Nonconverting Keywords and the Search Continuum, Part 1
by Kent Lewis on February 8, 2005UncategorizedThe study finds 83 percent of all searchers start with generic search terms. Though 85 percent may conduct additional queries, all but a relatively small percentage will use these same generic search term types on their subsequent queries. Advertisers, however, mistakenly buy branded terms at the expense of unbranded terms and miss the majority of their converting audience.
Searchers who ultimately purchased a product online conducted some 13 searches before ever making the purchase. This means that for every single converting search term, there were 12 prior nonconverting searches — searches that today, most PPC search advertisers would never consider bidding on due to poor post-click conversion performance.

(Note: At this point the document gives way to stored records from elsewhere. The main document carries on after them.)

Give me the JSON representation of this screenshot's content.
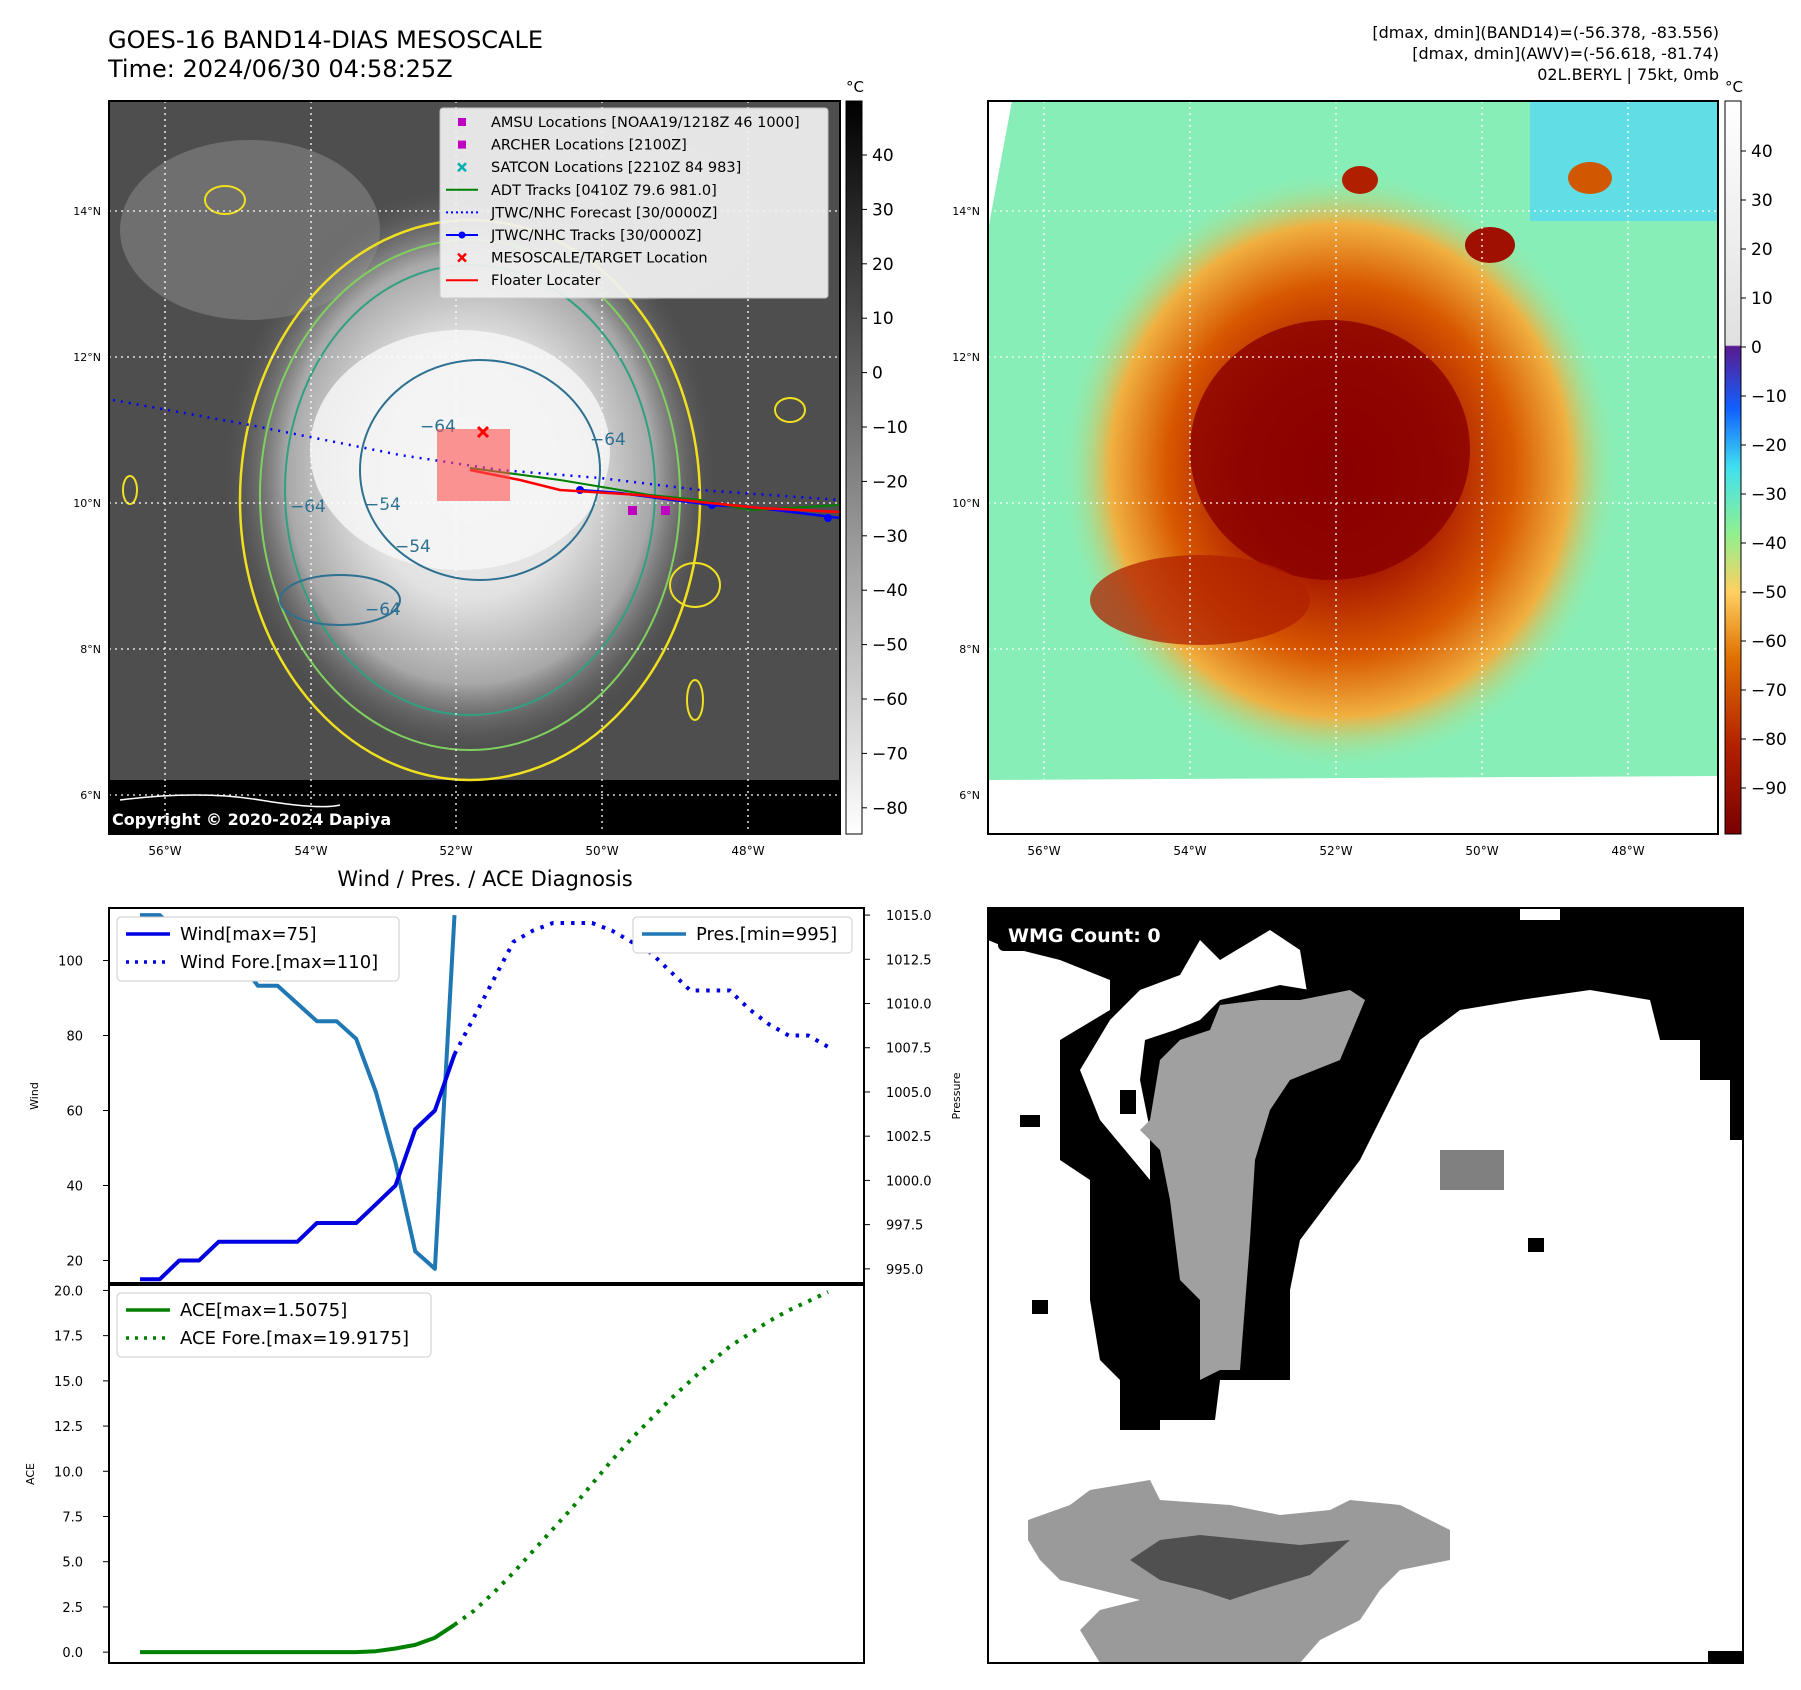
{
  "header": {
    "title_line1": "GOES-16 BAND14-DIAS MESOSCALE",
    "title_line2": "Time: 2024/06/30 04:58:25Z",
    "info_line1": "[dmax, dmin](BAND14)=(-56.378, -83.556)",
    "info_line2": "[dmax, dmin](AWV)=(-56.618, -81.74)",
    "info_line3": "02L.BERYL | 75kt, 0mb"
  },
  "map_common": {
    "lat_labels": [
      "14°N",
      "12°N",
      "10°N",
      "8°N",
      "6°N"
    ],
    "lon_labels": [
      "56°W",
      "54°W",
      "52°W",
      "50°W",
      "48°W"
    ],
    "copyright": "Copyright © 2020-2024 Dapiya"
  },
  "ir_panel": {
    "colorbar_unit": "°C",
    "colorbar_ticks": [
      "40",
      "30",
      "20",
      "10",
      "0",
      "−10",
      "−20",
      "−30",
      "−40",
      "−50",
      "−60",
      "−70",
      "−80"
    ],
    "contour_labels": [
      "−64",
      "−54",
      "−64",
      "−64",
      "−54",
      "−64"
    ],
    "legend": [
      {
        "label": "AMSU Locations [NOAA19/1218Z 46 1000]",
        "marker": "square",
        "color": "#c000c0"
      },
      {
        "label": "ARCHER Locations [2100Z]",
        "marker": "square",
        "color": "#c000c0"
      },
      {
        "label": "SATCON Locations [2210Z 84 983]",
        "marker": "x",
        "color": "#00b0b0"
      },
      {
        "label": "ADT Tracks [0410Z 79.6 981.0]",
        "marker": "line",
        "color": "#008000"
      },
      {
        "label": "JTWC/NHC Forecast [30/0000Z]",
        "marker": "dotted",
        "color": "#0000ff"
      },
      {
        "label": "JTWC/NHC Tracks [30/0000Z]",
        "marker": "line-dot",
        "color": "#0000ff"
      },
      {
        "label": "MESOSCALE/TARGET Location",
        "marker": "x",
        "color": "#ff0000"
      },
      {
        "label": "Floater Locater",
        "marker": "line",
        "color": "#ff0000"
      }
    ]
  },
  "awv_panel": {
    "colorbar_unit": "°C",
    "colorbar_ticks": [
      "40",
      "30",
      "20",
      "10",
      "0",
      "−10",
      "−20",
      "−30",
      "−40",
      "−50",
      "−60",
      "−70",
      "−80",
      "−90"
    ]
  },
  "wmg_panel": {
    "label": "WMG Count: 0"
  },
  "diagnosis": {
    "title": "Wind / Pres. / ACE Diagnosis",
    "wind_ylabel": "Wind",
    "pres_ylabel": "Pressure",
    "ace_ylabel": "ACE",
    "wind_ticks": [
      "20",
      "40",
      "60",
      "80",
      "100"
    ],
    "pres_ticks": [
      "995.0",
      "997.5",
      "1000.0",
      "1002.5",
      "1005.0",
      "1007.5",
      "1010.0",
      "1012.5",
      "1015.0"
    ],
    "ace_ticks": [
      "0.0",
      "2.5",
      "5.0",
      "7.5",
      "10.0",
      "12.5",
      "15.0",
      "17.5",
      "20.0"
    ],
    "legend_wind": "Wind[max=75]",
    "legend_wind_fore": "Wind Fore.[max=110]",
    "legend_pres": "Pres.[min=995]",
    "legend_ace": "ACE[max=1.5075]",
    "legend_ace_fore": "ACE Fore.[max=19.9175]",
    "colors": {
      "wind": "#0000e0",
      "pres": "#1f77b4",
      "ace": "#008000"
    }
  },
  "chart_data": [
    {
      "type": "line",
      "title": "Wind / Pres. / ACE Diagnosis",
      "ylabel": "Wind",
      "ylim": [
        14,
        114
      ],
      "series": [
        {
          "name": "Wind[max=75]",
          "x": [
            0,
            1,
            2,
            3,
            4,
            5,
            6,
            7,
            8,
            9,
            10,
            11,
            12,
            13,
            14,
            15,
            16
          ],
          "values": [
            15,
            15,
            20,
            20,
            25,
            25,
            25,
            25,
            25,
            30,
            30,
            30,
            35,
            40,
            55,
            60,
            75
          ]
        },
        {
          "name": "Wind Fore.[max=110]",
          "x": [
            16,
            17,
            18,
            19,
            20,
            21,
            22,
            23,
            24,
            25,
            26,
            27,
            28,
            29,
            30,
            31,
            32,
            33,
            34,
            35
          ],
          "values": [
            75,
            85,
            95,
            105,
            108,
            110,
            110,
            110,
            108,
            105,
            102,
            97,
            92,
            92,
            92,
            87,
            83,
            80,
            80,
            77
          ]
        }
      ]
    },
    {
      "type": "line",
      "ylabel": "Pressure",
      "ylim": [
        994.2,
        1015.4
      ],
      "series": [
        {
          "name": "Pres.[min=995]",
          "x": [
            0,
            1,
            2,
            3,
            4,
            5,
            6,
            7,
            8,
            9,
            10,
            11,
            12,
            13,
            14,
            15,
            16
          ],
          "values": [
            1015,
            1015,
            1014,
            1013,
            1013,
            1012.5,
            1011,
            1011,
            1010,
            1009,
            1009,
            1008,
            1005,
            1001,
            996,
            995,
            1015
          ]
        }
      ]
    },
    {
      "type": "line",
      "ylabel": "ACE",
      "ylim": [
        -0.6,
        20.3
      ],
      "series": [
        {
          "name": "ACE[max=1.5075]",
          "x": [
            0,
            1,
            2,
            3,
            4,
            5,
            6,
            7,
            8,
            9,
            10,
            11,
            12,
            13,
            14,
            15,
            16
          ],
          "values": [
            0,
            0,
            0,
            0,
            0,
            0,
            0,
            0,
            0,
            0,
            0,
            0,
            0.05,
            0.2,
            0.4,
            0.8,
            1.51
          ]
        },
        {
          "name": "ACE Fore.[max=19.9175]",
          "x": [
            16,
            17,
            18,
            19,
            20,
            21,
            22,
            23,
            24,
            25,
            26,
            27,
            28,
            29,
            30,
            31,
            32,
            33,
            34,
            35
          ],
          "values": [
            1.51,
            2.3,
            3.3,
            4.4,
            5.6,
            6.8,
            8.0,
            9.3,
            10.6,
            11.8,
            12.9,
            14.0,
            15.0,
            16.0,
            16.9,
            17.6,
            18.3,
            18.9,
            19.4,
            19.92
          ]
        }
      ]
    }
  ]
}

The implication is nonconverting terms have a greater value than search marketers currently ascribe to them.
Yet how do most search marketers manage their bidding strategy? Their mantra: If it won’t convert, you must avert!
“If you’re not bidding on general or broader keywords consistently, you’re losing some of your opportunity to influence the purchase decision,” Rinaldo points out.
The majority of searchers in the study who ultimately purchased began by searching broader terms. Yet most search advertisers still believe they should primarily buy product-specific terms to reach buyers.
Many online retailers set cookies to expire in 30 days. The data from this research suggest a 30-day cookie doesn’t adequately reflect the buying habits of consumers who search for these types of products.
“We found the first, or ‘start session,’ represented 38 percent of all search activity, but just 3 percent of conversions,” Rinaldo noted. “Contrast that with weeks 5 through 12, which experienced just 22 percent of search activity but 38 percent of the conversions.”